Deli Edison
630 Weaver Dairy Road, Chapel Hill
919-929-7700 | deliedison.com
A bagel of real virtue is an almost unattainable quarry in the South. Like most people who find beauty in this rare beast, I have ironclad ideas on what bagels should and should not be. I was thrilled to discover that the bagels at Deli Edison come fairly close to my personal archetype. Their shiny lacquered crusts yield an audible crackle, and the interiors balance heft and chewy density with a soft, toothsome crumb. They fight back, just not too hard.
Of course, if you ask Sam Suchoff, there’s no such thing as a perfect bagel.
“I’ve eaten somewhere around 500,000 bagels in my life,” Suchoff explains. “I tend to stop listening when someone tries explaining to me what a ‘real bagel’ is. It’s food. It’s culture. It’s memory. It’s sustenance. It’s complicated.”
Deli Edison, which opened in December, is the latest project from animal-welfare-certified-ham mastermind Suchoff and his partners Pete Wagner and Dan Obusan. Suchoff is also the chef and owner of the barbecue restaurant The Pig and The Neighborhood Bar; the three businesses share a parking lot with a karate dojo and a dry-cleaner in a tidy little shopping center on Weaver Dairy Road.
Speaking of archetypes, the woodsy, semi-suburban setting might be the only thing keeping Deli Edison from achieving its own state of platonic idealism. Delis are unavoidable in our nation’s more walkable cities, where they range in quality from dubious purveyors of cut-rate survival calories to temples of worship for cultish sandwich devotees—often with an imperceptible line separating the two.
But that kind of deli—you know, the New York kind—is a relative newcomer to our firmly automotive commuter scene, and the ones that have popped up recently are still finding their footing with Southern diners who aren’t accustomed to a stop at the corner familiar as part of their daily routine. Of these welcome and ambitious establishments, like Durham’s Lucky’s Deli and Carrboro’s Neal’s Deli, Deli Edison is perhaps the most self-assured, with an admirable commitment to its own charmingly askew approach.
“Delis tend to be freeform,” Wagner says. “We don’t have to stick to a single concept. A deli can be quick but still have a bit of the ol’ roozle-doozle.”

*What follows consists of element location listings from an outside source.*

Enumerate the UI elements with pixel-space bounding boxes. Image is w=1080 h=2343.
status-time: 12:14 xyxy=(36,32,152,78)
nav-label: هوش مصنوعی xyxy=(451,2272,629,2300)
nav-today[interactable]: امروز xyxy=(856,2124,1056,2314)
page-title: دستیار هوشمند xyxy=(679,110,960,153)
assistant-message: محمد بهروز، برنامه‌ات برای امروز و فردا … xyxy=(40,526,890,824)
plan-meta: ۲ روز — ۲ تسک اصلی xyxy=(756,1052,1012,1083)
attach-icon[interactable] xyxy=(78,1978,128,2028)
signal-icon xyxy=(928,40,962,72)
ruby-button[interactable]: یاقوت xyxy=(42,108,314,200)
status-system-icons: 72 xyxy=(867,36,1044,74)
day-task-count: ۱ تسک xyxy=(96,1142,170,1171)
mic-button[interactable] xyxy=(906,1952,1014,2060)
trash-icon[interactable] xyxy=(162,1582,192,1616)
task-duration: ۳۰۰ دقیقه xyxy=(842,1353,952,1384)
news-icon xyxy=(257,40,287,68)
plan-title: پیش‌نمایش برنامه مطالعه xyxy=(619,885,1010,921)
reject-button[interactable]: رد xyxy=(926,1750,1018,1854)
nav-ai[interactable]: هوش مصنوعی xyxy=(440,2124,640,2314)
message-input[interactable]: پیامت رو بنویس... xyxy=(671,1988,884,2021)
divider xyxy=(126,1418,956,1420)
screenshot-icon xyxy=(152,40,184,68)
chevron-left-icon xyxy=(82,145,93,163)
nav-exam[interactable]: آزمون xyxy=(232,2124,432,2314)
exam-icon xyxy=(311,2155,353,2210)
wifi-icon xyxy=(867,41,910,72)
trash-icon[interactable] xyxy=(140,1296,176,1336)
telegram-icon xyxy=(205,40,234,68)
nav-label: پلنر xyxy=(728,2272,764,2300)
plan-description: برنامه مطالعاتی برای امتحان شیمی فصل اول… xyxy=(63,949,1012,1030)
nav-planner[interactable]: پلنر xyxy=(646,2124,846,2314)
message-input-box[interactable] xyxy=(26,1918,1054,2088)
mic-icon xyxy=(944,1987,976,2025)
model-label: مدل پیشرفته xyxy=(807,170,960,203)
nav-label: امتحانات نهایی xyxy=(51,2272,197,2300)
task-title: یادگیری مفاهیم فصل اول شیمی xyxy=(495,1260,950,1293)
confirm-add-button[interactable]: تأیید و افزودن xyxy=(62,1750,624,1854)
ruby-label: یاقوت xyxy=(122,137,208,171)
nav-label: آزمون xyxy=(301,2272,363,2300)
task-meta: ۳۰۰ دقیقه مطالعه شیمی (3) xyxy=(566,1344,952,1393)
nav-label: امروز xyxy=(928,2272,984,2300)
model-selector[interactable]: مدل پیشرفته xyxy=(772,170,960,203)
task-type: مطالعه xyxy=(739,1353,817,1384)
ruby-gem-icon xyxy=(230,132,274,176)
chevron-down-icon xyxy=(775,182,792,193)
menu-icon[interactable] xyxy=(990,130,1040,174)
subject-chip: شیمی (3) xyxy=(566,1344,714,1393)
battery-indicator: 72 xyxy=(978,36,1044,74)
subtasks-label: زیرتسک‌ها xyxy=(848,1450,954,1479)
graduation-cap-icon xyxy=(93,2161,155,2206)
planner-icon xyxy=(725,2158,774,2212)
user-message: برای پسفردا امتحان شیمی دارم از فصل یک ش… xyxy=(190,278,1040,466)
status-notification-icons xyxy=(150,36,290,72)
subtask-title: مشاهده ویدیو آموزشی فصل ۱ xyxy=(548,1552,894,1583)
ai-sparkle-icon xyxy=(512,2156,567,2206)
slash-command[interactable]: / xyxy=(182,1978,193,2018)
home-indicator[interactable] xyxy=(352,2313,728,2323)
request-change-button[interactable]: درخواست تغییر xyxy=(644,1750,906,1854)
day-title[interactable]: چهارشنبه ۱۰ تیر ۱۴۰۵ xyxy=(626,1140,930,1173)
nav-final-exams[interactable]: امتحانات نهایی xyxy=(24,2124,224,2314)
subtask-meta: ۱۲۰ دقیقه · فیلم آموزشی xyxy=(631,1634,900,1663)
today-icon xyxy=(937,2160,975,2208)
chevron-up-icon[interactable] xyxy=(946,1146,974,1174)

Case in point: The Piedmont—a study in whatever the hell “roozle-doozle” is—a breakfast sandwich that will surely haunt my dreams until I can once again cram one into my face. It’s a hunk of sage-tinged breakfast sausage nestled between a layer of melted provolone and another of fluffy grilled egg. But what elevates it into classic-level territory—the kind of thing you eat as a high schooler only to spend college lamenting its unavailability—is a smear of cream cheese infused with house-made ‘nduja, a whipped, spreadable salami of enchanting piquancy. I had mine on a toasted everything bagel, and at 8:00 a.m. on a freezing Monday—let me tell you—it was wild, wild times.
The lunch menu has its own left-of-center concoctions. The Nonna is a hoagie stuffed with unctuous, herb-flecked porchetta, pickled vegetables, and roasted broccoli rabe contributing tangy and bitter offsets to the satisfyingly greasy pork.
One of the heartiest sandwiches comes adorned with slabs of BBQ-glazed “impossible” meatloaf, a fairly stupendous simulacrum of the real thing. Made in-house with “fake meat and love,” according to Wagner, it’s a feat of vegetarian legerdemain.
“We wanted to create an equal experience,” Obusan says. “Not just a good vegan sandwich, but a good sandwich, period.”
And have no fear if you’re looking for more conventional deli stuff, like an inviting refrigerated case stocked with salads and prepared foods. The smoked whitefish is meatier than creamy, a rejoinder to the sad and sodden fish salads of the world. The egg salad is similarly addictive—airy, tangy, and electrified with fresh dill.
I hoped to close out my visit to Deli Edison with a staple black-and-white cookie, teased on the website but sadly nowhere to be found. I did, however, indulge in a frisbee-sized gingersnap made with bacon fat. Its flavor and texture were a genuinely new experience for me, crumbling into smoky, melty cookie molecules the moment it hit my tongue. I can’t imagine a more appropriate closing statement from a Southern deli, especially one with roots so inextricably entwined with local, sustainable pork.
Some people may not need bacon fat in their confectionary. I’m no longer one of those people.